Now, add the nonlocal keyword to the closure to declare:

x = 0
def outer():
    x = 1
    def inner():
        nonlocal x
        x = 2
        print("inner:", x)

    inner()
    print("outer:", x)

outer()
print("global:", x)

Result

# inner: 2
# outer: 2
# global: 0

See the difference? This is a function with another function nested inside it.
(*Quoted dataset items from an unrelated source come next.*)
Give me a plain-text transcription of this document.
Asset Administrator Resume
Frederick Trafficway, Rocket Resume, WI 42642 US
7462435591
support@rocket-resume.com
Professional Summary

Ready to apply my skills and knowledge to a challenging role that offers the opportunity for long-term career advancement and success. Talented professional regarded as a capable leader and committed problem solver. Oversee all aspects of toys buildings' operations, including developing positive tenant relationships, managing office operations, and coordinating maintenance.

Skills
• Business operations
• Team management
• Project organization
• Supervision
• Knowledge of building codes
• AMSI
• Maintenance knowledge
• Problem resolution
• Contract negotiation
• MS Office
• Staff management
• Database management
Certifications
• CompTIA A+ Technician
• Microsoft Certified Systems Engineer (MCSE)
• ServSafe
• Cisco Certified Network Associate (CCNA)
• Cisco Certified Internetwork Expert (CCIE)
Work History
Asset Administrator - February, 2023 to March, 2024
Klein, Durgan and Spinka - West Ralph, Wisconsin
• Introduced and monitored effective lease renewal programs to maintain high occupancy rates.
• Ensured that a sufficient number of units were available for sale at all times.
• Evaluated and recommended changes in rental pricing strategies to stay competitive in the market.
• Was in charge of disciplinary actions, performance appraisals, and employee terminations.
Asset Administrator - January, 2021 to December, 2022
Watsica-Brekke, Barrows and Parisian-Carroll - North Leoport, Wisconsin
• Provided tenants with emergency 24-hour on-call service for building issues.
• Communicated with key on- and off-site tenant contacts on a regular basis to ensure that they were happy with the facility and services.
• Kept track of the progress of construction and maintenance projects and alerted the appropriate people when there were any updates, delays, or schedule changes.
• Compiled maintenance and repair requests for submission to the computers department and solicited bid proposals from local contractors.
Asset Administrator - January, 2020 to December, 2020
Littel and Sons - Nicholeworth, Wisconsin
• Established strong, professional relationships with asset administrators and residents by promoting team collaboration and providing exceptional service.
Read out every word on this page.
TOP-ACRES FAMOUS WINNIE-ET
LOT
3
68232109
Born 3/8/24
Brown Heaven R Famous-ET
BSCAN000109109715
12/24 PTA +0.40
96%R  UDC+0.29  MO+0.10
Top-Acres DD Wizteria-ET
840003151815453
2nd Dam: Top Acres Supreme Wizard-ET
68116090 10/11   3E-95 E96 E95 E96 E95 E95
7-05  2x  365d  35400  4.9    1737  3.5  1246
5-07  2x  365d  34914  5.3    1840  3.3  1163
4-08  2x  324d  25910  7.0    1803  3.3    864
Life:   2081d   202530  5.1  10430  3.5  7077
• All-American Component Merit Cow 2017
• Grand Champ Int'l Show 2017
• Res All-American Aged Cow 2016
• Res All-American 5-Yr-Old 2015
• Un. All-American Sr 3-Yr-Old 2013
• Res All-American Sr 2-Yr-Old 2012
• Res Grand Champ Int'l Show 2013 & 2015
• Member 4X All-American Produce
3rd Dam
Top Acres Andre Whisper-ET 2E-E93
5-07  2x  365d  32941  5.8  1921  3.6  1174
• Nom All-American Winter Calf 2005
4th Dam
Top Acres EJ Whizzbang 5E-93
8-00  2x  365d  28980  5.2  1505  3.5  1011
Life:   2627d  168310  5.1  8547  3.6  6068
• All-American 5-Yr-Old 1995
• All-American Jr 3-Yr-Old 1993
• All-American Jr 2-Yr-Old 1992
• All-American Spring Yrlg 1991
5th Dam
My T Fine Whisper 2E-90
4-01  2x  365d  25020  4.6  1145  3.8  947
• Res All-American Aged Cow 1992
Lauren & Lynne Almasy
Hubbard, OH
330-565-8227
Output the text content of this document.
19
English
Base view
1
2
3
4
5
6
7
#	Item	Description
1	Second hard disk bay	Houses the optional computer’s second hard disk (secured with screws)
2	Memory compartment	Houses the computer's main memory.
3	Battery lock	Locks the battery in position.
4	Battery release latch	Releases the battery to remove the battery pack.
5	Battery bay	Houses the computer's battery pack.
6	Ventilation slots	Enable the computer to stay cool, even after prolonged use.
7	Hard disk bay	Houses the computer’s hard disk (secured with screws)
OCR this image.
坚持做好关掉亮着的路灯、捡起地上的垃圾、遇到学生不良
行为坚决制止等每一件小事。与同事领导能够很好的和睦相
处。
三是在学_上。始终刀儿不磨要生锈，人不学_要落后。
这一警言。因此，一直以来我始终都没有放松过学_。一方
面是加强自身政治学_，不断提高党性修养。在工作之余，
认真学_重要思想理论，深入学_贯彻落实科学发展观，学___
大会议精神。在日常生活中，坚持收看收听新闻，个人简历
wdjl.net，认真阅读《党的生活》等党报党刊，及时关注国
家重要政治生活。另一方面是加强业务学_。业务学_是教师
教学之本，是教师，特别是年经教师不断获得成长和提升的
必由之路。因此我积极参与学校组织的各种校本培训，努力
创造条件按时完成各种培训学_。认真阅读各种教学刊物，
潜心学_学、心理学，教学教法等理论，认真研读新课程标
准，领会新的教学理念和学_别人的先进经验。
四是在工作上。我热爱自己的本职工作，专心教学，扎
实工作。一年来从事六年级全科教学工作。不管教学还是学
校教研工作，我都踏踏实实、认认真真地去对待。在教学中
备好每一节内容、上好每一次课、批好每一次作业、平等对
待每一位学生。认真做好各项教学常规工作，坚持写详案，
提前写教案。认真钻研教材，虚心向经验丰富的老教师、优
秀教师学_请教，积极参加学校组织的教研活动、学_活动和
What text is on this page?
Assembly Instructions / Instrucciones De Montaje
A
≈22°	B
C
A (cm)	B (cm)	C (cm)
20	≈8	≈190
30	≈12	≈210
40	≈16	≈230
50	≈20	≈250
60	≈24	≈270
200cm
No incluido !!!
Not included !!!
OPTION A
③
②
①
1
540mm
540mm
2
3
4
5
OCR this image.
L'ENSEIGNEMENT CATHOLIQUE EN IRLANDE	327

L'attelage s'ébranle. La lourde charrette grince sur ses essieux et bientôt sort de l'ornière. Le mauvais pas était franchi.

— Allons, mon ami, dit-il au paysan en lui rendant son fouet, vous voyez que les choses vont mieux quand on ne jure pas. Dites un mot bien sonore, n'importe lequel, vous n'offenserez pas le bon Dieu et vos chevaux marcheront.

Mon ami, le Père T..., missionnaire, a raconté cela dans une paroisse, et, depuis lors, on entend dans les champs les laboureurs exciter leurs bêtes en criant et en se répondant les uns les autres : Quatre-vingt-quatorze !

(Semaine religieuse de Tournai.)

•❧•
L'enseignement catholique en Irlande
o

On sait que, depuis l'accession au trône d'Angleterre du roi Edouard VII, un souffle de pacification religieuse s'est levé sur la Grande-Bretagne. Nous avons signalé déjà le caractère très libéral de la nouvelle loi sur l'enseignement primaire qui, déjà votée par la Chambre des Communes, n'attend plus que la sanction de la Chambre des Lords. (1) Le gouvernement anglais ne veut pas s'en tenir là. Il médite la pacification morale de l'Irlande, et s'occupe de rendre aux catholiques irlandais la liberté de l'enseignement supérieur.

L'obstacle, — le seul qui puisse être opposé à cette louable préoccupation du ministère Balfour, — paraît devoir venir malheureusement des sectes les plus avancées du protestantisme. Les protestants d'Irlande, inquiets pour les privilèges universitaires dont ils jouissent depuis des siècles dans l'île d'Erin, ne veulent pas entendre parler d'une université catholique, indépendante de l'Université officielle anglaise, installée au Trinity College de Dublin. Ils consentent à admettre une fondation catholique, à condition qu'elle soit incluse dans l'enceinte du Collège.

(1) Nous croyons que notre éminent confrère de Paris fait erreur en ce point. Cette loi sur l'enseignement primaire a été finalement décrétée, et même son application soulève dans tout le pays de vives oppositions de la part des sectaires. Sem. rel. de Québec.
When nonlocal is used, it is declared that the variable is not only valid
within the nested function inner(), but is valid within the entire large function.

global

Still the same, let’s look at an example:

x = 0
def outer():
    x = 1
    def inner():
        global x
        x = 2
        print("inner:", x)

    inner()
    print("outer:", x)

outer()
print("global:", x)

Result

# inner: 2
# outer: 1
# global: 2

global starts with variables in the entire environment Acts on variables of function class instead of on variables of function class.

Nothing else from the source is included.